Plusieurs millions de personnes atteintes de démence dans le monde ne sont pas diagnostiquées, ce qui a un impact négatif tant sur leur accès aux soins et aux traitements que sur la planification rationnelle des services. La télémédecine - l'utilisation des technologies de l'information et de la communication (TIC) pour fournir des services de santé à distance - pourrait être un moyen d'améliorer l'accès à l'évaluation spécialisée pour les personnes suspectées de démence, en particulier celles qui vivent dans des zones éloignées ou rurales. Elle a également été très utilisée lors de la pandémie de la COVID-19. Il est important de savoir si les diagnostics établis à l'aide de l'évaluation par télémédecine sont aussi précis que ceux établis dans un cadre clinique conventionnel, en face-à-face.

Objectifs: 

Objectif primaire : évaluer la précision diagnostique de l'évaluation par télémédecine de la démence et des troubles cognitifs légers.

Objectifs secondaires : identifier la qualité et la quantité des données probantes de recherche pertinentes ; identifier les sources d'hétérogénéité dans les données sur la précision des tests ; identifier et synthétiser toute donnée sur la satisfaction des patients ou des cliniciens, l'utilisation des ressources, les coûts ou la faisabilité des modèles d'évaluation par télémédecine dans les études incluses.

Stratégie de recherche documentaire: 

Le 4 novembre 2020, nous avons recherché dans plusieurs bases de données et registres d'essais cliniques la littérature publiée et « grise » ainsi que les essais enregistrés. Nous n'avons appliqué aucun filtre de recherche et aucune restriction sur la langue.
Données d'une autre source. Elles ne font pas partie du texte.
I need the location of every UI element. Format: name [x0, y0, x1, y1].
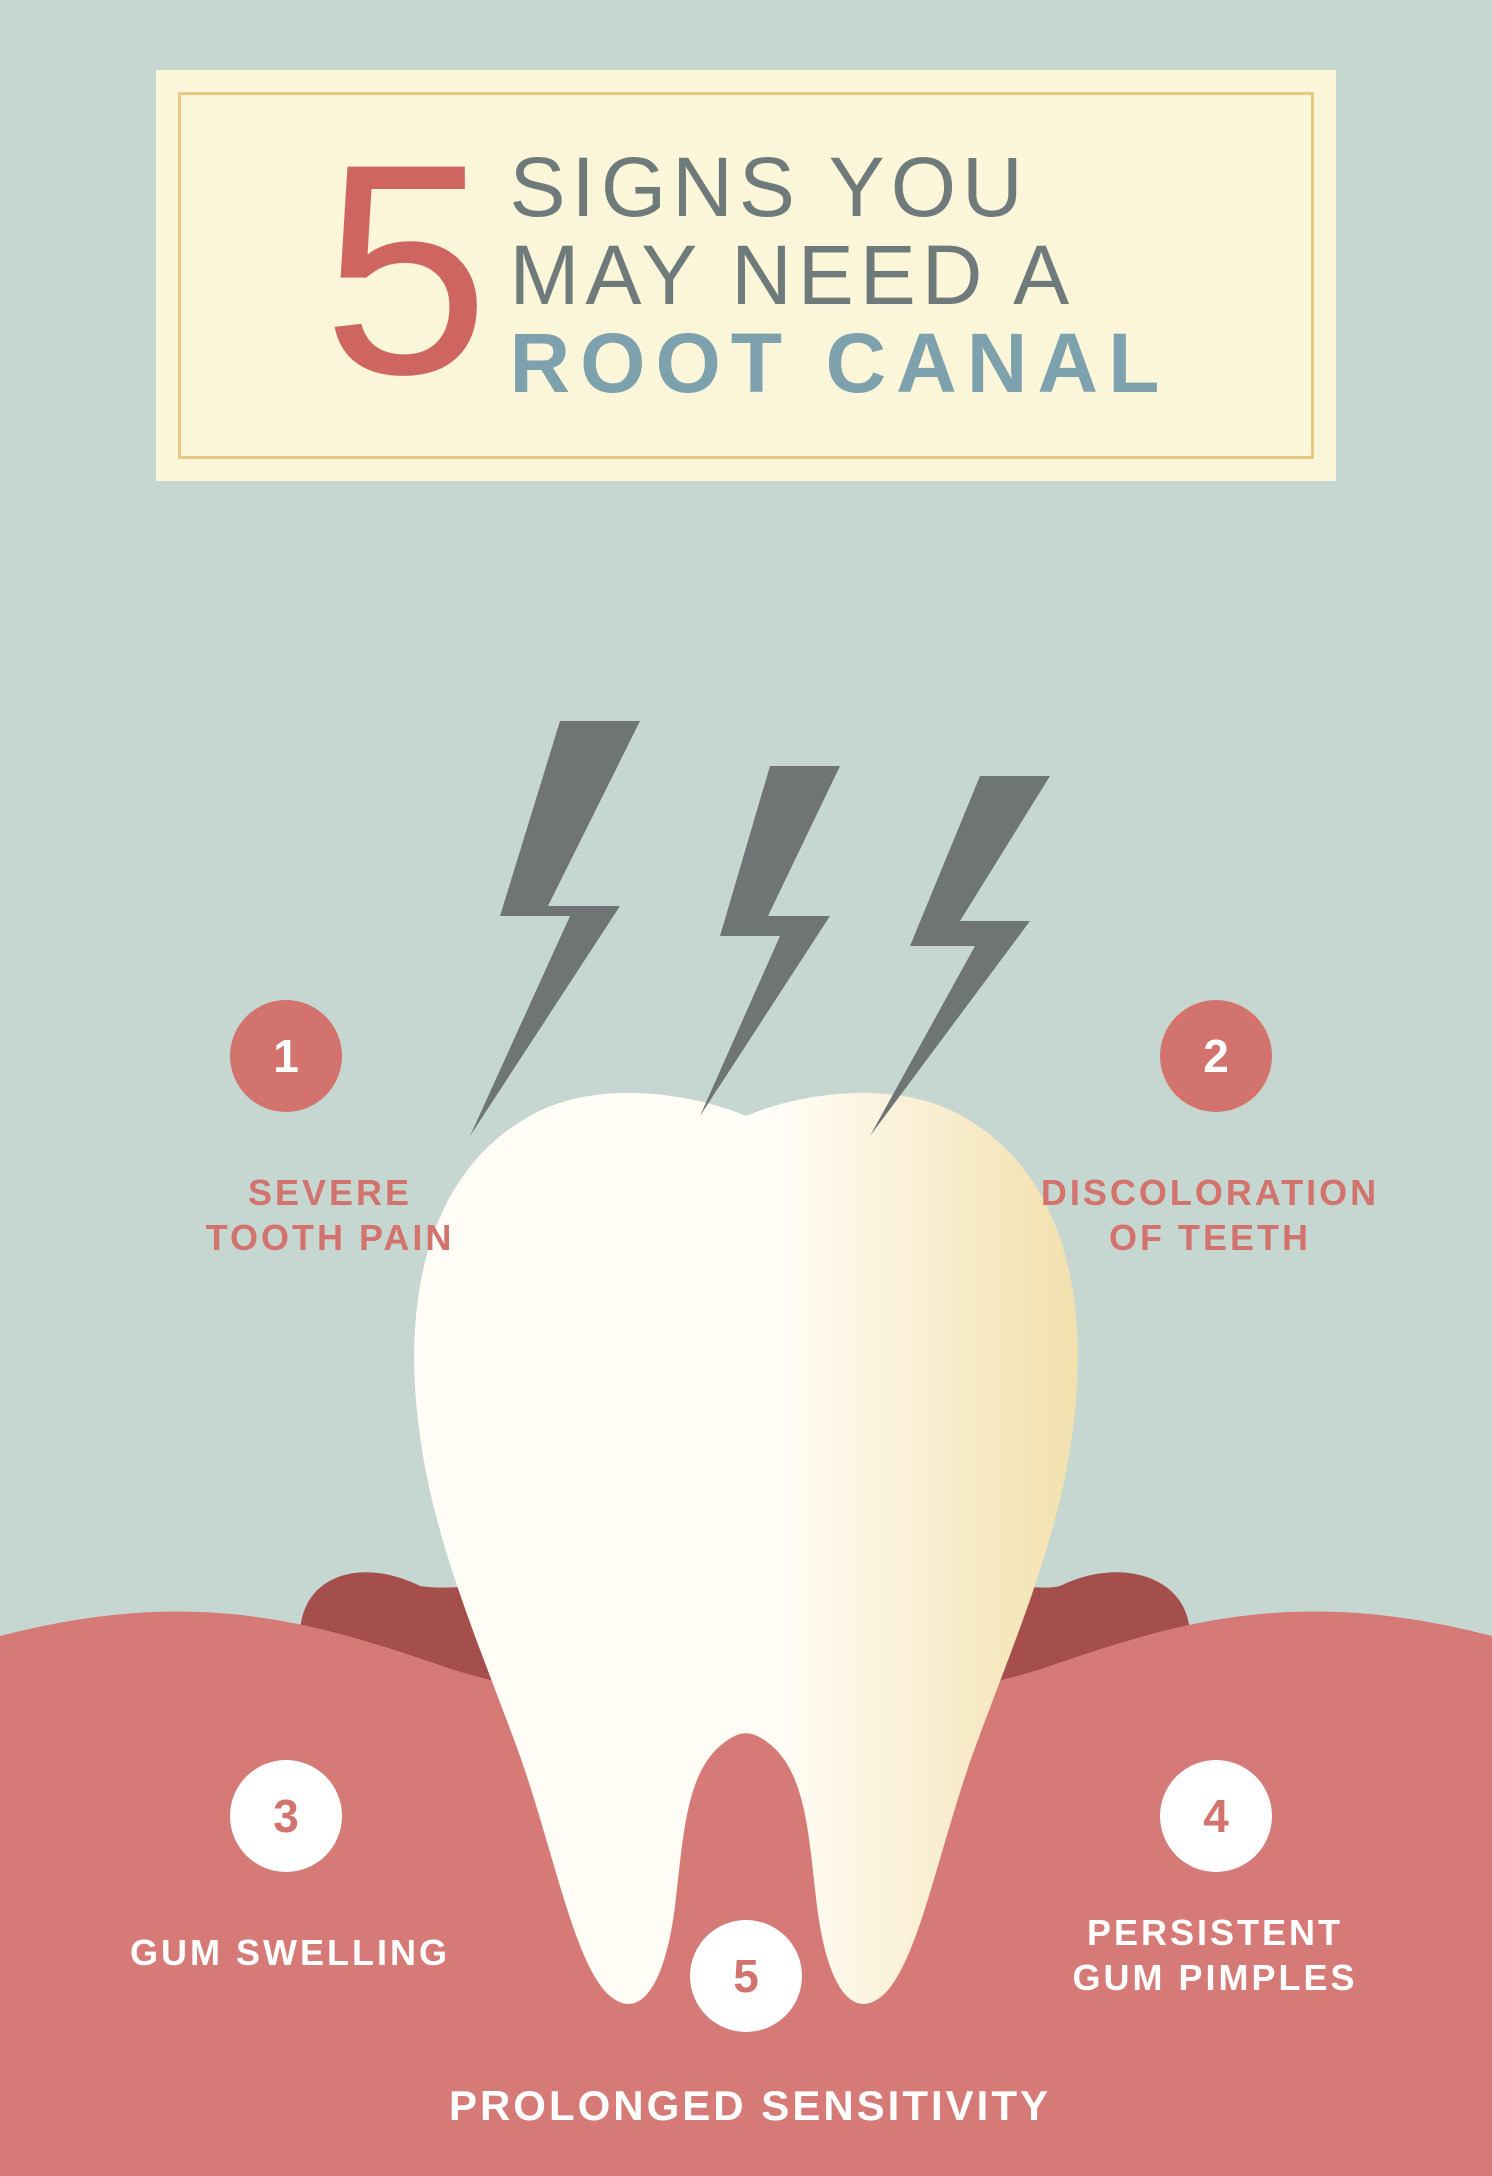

Nous avons examiné les citations extraites en double et évalué en double les textes complets des articles considérés comme potentiellement pertinents.

Critères de sélection: 

Nous avons inclus dans la revue des études transversales avec 10 participants ou plus qui avaient été référés à un service spécialisé pour une évaluation d'un trouble cognitif suspecté. Au cours d'une période d'un mois ou moins, chaque participant devait se soumettre à deux évaluations cliniques destinées à diagnostiquer une démence ou une déficience cognitive légère (DCL) : une évaluation par télémédecine (le test index) et une évaluation conventionnelle en face-à-face (le test de référence). L'évaluation par télémédecine pouvait s'appuyer sur certaines données collectées en face-à-face, par exemple par des infirmiers travaillant dans le secteur des soins primaires, mais tous les contacts entre le patient et le clinicien spécialiste chargé de synthétiser les informations et de poser le diagnostic devaient avoir lieu à distance à l'aide des TIC.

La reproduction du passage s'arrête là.